目に留まる点として一連の金融危機の前に起きた、2005年後半あたりの砂糖の高値がある。これは干ばつによる砂糖の不作(ブラジルやタイなど)に合わせ、新興国での需要拡大が目覚ましいものになってきたこと(生活水準が向上すると甘味の需要が増える)、さらには原油価格の上昇に伴いエタノール利用度が高まり、エタノールの原材料となるサトウキビへの需要が増加したのが原因。当時は「25年来の最高値」と大きな騒ぎとなったが、昨今はそれをはるかに上回る値を算出し続けており、そのような言い回しも無意味なものとなった。

続いて、2007年以降に期間を絞り、直近の金融危機以降の動向が分かりやすいものに生成し直したものがこちら。

↑ 各食料価格指数推移(FAO)(2007年-)
↑ 各食料価格指数推移(FAO)(2007年-2012年4月)

砂糖の2010年初頭からの急落ぶりが目立つが、これは元々過熱感のあった相場に対し、豊作が伝えられたのをきっかけにする反動の結果。しかし価格上昇の原因である需要の拡大(新興国、特に中国)に伴う需給バランスの不安定感が解決するはずも無く、再び上昇をはじめている。昨今では高い領域(300超)での上げ下げを繰り返している状態。ある意味安定しているが、高値での安定はあまり好ましい状況ではない。

今回計測月となる2012年4月においては項目によって上げ下げまちまちで、ある意味小康状態にあると見ることも出来る。
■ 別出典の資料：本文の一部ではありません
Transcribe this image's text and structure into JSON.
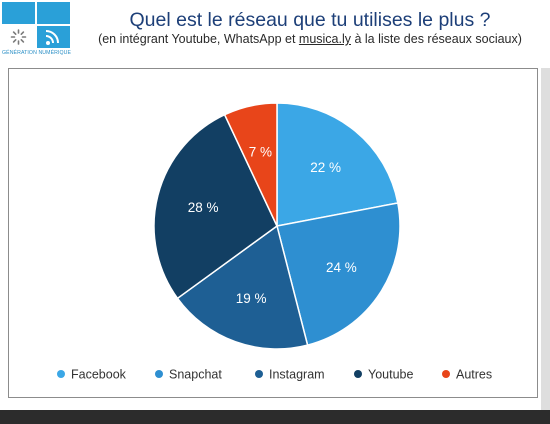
{
  "logo": {
    "caption": "GÉNÉRATION NUMÉRIQUE"
  },
  "header": {
    "title": "Quel est le réseau que tu utilises le plus ?",
    "subtitle_before": "(en intégrant Youtube, WhatsApp et ",
    "subtitle_link": "musica.ly",
    "subtitle_after": " à la liste des réseaux sociaux)"
  },
  "chart_data": {
    "type": "pie",
    "title": "",
    "categories": [
      "Facebook",
      "Snapchat",
      "Instagram",
      "Youtube",
      "Autres"
    ],
    "values": [
      22,
      24,
      19,
      28,
      7
    ],
    "labels": [
      "22 %",
      "24 %",
      "19 %",
      "28 %",
      "7 %"
    ],
    "colors": [
      "#3ba7e6",
      "#2e8fd1",
      "#1e5f94",
      "#123f63",
      "#e8451a"
    ],
    "legend_position": "bottom",
    "start": "top, clockwise"
  }
}
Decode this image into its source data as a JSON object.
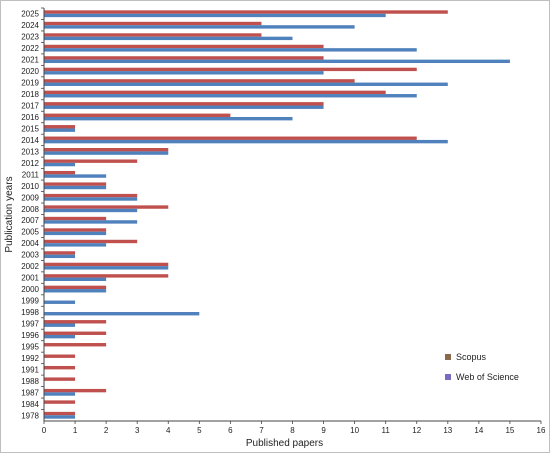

4月の総合指数213.9(暫定値)は昨年同月の234.9と比べれば1割近い下げ幅で、昨月と比べれば3.1ポイントほどの下落を示している。これは主に乳製品や砂糖項目での下落を起因としている。

昨今の食料価格の上昇ぶりを確認するため、各指標の前年同月比・前月比を併記し、数字の変移が分かりやすいようにしたのが次のグラフ。

↑ 食料価格指数前年同月比/前月比(2012年4月)
↑ 食料価格指数前年同月比/前月比(2012年4月)

直近月の前月比では先月に続き乳製品は値を下げ、さらに砂糖や穀物でも下げ傾向が見受けられる。乳製品は先月比だけでなく前年同月比でも減少傾向を継続しており、「乳製品…一年ほど前から現在に至るまで減少中」「食肉…ほぼ横ばい継続中」「油脂……一年前の減少傾向から転じて増加の動きを見せる」などの動向が推し量れる。グラフで把握できる動向を裏付ける形だ。

リリースでは今月の動きについて「穀物指数では十分な生産見込みを反映してか、小幅に値を下げた。前年同月と比べれば15.6%もの下げ」「油脂指数は上昇。不作による供給量不足懸念から生じた大豆価格の急騰に加え、派生製品の需要増加も影響している。この高騰に伴いパーム油の需要が伸びているが、こちらも急な生産増加には組みしにくいため、値上げの一因となっている」「砂糖指数は最大生産地のブラジルをはじめ、インドやEU、タイでも大きな供給量が期待され、これが昨今の指数押し下げの起因となっている」「乳製品指数は下落中。オセアニアと南アフリカで大きな供給が行われているのが原因」などと説明している。特に大豆の価格上昇は顕著で、史上最高値に近づいたとの報道もあり、油脂価格の上昇は日本国内でも問題視されている。

冒頭にもある通り、直近では食肉・油脂を除くと昨年後半からやや値の減少=値下がりが確認できていた。しかし今年に入り乳製品は大きく下落を続けているものの、それ以外は横ばい、あるいは地味だが確実な上昇機運が見受けられる。食料価格の上昇は後述するように、一般市民の社会生活へのプレッシャーとなり、さらに価格の急変は生産・販売側の経済事情をも大きく変動させる。あまり好ましい話では無い。



食料価格の上昇は新興国における需要の急速な拡大(人口の増大と生活水準の向上で加速度的に大きくなる)に加え、穀物を中心にバイオエタノールの材料に転用される問題、天候不順や地力減退による不作、さらには商品先物市場への資金流入に伴う相場の過熱感と、多種多様な要素が揃っている(特に昨今の大豆価格の上昇は、投機資金の流入によるところも少なくない)。このため、価格が安くなる要素を見つけにくい。需給関係のバランスを大きく動かす事態が発生しない限り、中期的には値を上げ続ける。かつて原油輸出国だった国の多くが、自国の発展と共に輸入国に転じる動きと同じである。

昨年後半は先進諸国、そしてそれに連動する形で新興国の経済上の歩みの乱れが需要減を、そして幸いにも複数種の作物における豊作を起因とする供給増が、価格下落を導いていた。数少ない「価格が安くなりうる要素」が発動していたのだが、これが今年に入ってから鎮静化、再び大きく上昇する動きが見受けられる。

一連の記事からの繰り返しになるが、日々の生活では欠かせない食事のベースとなる穀物価格、そして贅沢品のベースとなりやすい砂糖や油脂の高騰は、社会情勢を不安化させる要因となる。世界各地の情勢不安・差別化問題に対する運動も、要因の一つに食料価格の上昇があると考えるのが道理。それだけに食料価格を世界的な視点で眺めることが可能な今件世界食料価格指数には、十分な留意が求められよう。